In the 2016 pre-Brexit-referendum-deal between PM Cameron and the European Council (discussed here), that Council agreed and the Commission promised to propose a considerable ‘softening’ of the public order clauses in Directive 2004/38, in case the UK remained in the EU. Finally, the UK achieved its aim during the Brexit negotiations. For EU nationals in the UK and for British nationals in the EU with residence rights under the EU-UK Withdrawal Agreement the protection against expulsion on public other grounds will be reduced to the level of the national legislation for conduct occurred after 2020 (Article 20 of the withdrawal agreement: see discussion here). This full renationalisation clearly limits the acquired rights of the millions of Union citizens who used their free movement rights to and from the UK before 2021. 

British courts, lawyers and legal academics

The references by British courts made an important contribution to the development of the rules on free movement of Union citizens. A quarter of all CJEU judgments in that field in 2008-2019 were given in answer to preliminary references by British judges. Especially, their questions concerning the right of permanent residence provide for in Directive 2004/38 (Dias, Alarape, Onuekwere and Lounes, discussed here) and on the admission of durable but unregistered partners of Union citizens (Rahman, Banger and S.M., discussed here) have produced some clarity and focus attention in several Member States on their rights. A bill implementing the last three judgments is currently pending in the German Bundestag. Almost half of the judgments of the Court of Justice concerning the rights of third-country national family members of EU citizens were given in answer to questions from British courts (V. Passalacqua, Legal mobilisation and the construction of EU migration law, Florence 2020, diss EUI, p. 8).  

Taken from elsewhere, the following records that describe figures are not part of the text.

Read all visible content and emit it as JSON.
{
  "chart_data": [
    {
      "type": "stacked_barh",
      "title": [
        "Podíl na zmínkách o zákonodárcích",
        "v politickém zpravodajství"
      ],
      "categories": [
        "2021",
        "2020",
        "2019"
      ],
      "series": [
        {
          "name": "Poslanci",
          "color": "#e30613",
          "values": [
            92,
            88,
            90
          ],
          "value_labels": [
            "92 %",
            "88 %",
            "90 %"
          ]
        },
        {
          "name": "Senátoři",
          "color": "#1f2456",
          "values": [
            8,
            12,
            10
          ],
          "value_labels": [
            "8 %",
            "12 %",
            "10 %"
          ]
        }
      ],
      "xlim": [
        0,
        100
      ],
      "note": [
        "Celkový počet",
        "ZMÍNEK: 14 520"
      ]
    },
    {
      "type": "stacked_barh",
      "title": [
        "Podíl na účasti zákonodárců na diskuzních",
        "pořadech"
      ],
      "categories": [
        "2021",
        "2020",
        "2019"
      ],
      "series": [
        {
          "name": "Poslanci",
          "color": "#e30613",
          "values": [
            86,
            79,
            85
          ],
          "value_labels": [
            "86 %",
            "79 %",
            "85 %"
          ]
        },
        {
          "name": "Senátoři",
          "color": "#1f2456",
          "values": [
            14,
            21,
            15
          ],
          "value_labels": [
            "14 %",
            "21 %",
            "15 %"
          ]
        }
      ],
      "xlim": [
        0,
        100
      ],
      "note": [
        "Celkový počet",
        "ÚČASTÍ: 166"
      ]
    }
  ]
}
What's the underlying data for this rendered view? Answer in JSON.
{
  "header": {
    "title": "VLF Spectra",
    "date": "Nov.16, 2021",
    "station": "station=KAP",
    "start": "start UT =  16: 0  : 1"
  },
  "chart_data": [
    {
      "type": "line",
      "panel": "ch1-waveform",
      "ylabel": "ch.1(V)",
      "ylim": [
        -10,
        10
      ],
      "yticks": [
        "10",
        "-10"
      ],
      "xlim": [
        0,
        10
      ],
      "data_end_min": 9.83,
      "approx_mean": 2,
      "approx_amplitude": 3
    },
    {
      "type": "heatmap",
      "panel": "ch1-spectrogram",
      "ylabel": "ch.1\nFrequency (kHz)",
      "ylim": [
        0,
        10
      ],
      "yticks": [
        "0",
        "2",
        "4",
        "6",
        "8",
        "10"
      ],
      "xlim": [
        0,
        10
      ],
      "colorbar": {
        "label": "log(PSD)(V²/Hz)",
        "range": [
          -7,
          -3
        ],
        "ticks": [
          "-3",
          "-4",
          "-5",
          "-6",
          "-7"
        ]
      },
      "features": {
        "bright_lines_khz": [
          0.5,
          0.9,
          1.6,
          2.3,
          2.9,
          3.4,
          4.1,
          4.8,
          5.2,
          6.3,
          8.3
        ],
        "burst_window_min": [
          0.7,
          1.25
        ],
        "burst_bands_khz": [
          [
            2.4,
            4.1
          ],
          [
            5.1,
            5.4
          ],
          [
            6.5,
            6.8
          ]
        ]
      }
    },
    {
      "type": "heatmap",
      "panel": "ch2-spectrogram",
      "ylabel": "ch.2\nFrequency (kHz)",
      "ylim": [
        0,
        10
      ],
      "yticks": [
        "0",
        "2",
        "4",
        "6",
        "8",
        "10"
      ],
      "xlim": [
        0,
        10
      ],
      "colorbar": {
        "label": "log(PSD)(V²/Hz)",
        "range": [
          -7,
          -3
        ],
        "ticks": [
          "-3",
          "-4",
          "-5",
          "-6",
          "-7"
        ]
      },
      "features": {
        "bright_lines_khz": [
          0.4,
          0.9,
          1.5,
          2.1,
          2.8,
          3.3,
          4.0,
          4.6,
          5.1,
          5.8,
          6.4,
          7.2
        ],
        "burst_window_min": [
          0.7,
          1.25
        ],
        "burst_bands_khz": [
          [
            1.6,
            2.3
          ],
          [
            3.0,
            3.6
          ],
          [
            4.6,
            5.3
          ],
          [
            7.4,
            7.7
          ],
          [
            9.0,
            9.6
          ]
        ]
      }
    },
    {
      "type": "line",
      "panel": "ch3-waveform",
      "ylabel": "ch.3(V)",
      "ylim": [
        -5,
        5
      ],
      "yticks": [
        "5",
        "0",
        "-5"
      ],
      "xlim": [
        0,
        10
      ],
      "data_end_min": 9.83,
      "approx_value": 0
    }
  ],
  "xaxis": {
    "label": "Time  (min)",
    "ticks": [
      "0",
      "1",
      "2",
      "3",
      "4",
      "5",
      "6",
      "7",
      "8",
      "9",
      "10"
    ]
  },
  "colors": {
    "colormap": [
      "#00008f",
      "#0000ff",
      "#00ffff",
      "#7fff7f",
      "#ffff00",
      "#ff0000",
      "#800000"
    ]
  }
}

Many of those questions originated in the minds of active UK lawyers, supported by their Immigration Law Practitioners’ Association (ILPA). Their activities also resulted in the provision on self-employed Turkish citizens in the EEC-Turkey association law were taken seriously (in Savas, Tum & Dari and Tural Oguz) by the Court and, subsequently in Member States. The AIRE Centre (Advice on Individual Rights in Europa) demonstrated how an NGO can stimulate test cases in Luxembourg. Since 1993, this London based organisation provided legal assistance and acted as party, intervenor or amicus curiae in more than hundred cases on human rights or migration before both European courts (for instance, the AIRE Centre acted as amicus curiae in the case on the border gate around Melilla, which resulted in ECtHR 13 February 2020, app. 8675/15 (N.D. and N.T. v. Spain), see point 100 and 160-163), and among those are ten cases before the Court of Justice on free movement or on Dublin since 2010.

Leading handbooks on EU migration law or on the EU Charter of Fundamental Rights written or edited by UK academics such as Cathryn Costello, Elspeth Guild and Steve Peers, will be gratefully used by lawyers and judges in the EU long after Brexit. The influence of almost five decades of membership of the same legal order cannot be brushed away, however gladly some politician would desire.

The greater the scope of the level playing field agreed in the future agreements between the EU and the UK, the greater the chance that EU law will remain a voluntary or compulsory subject at British law faculties, if only because people, businesses and institutions in the UK will continue to have to deal EU law rules. It will be for the lawyers in the remaining Member States to honour and profit from the contributions of their British colleagues, until the time is right for a new rapprochement.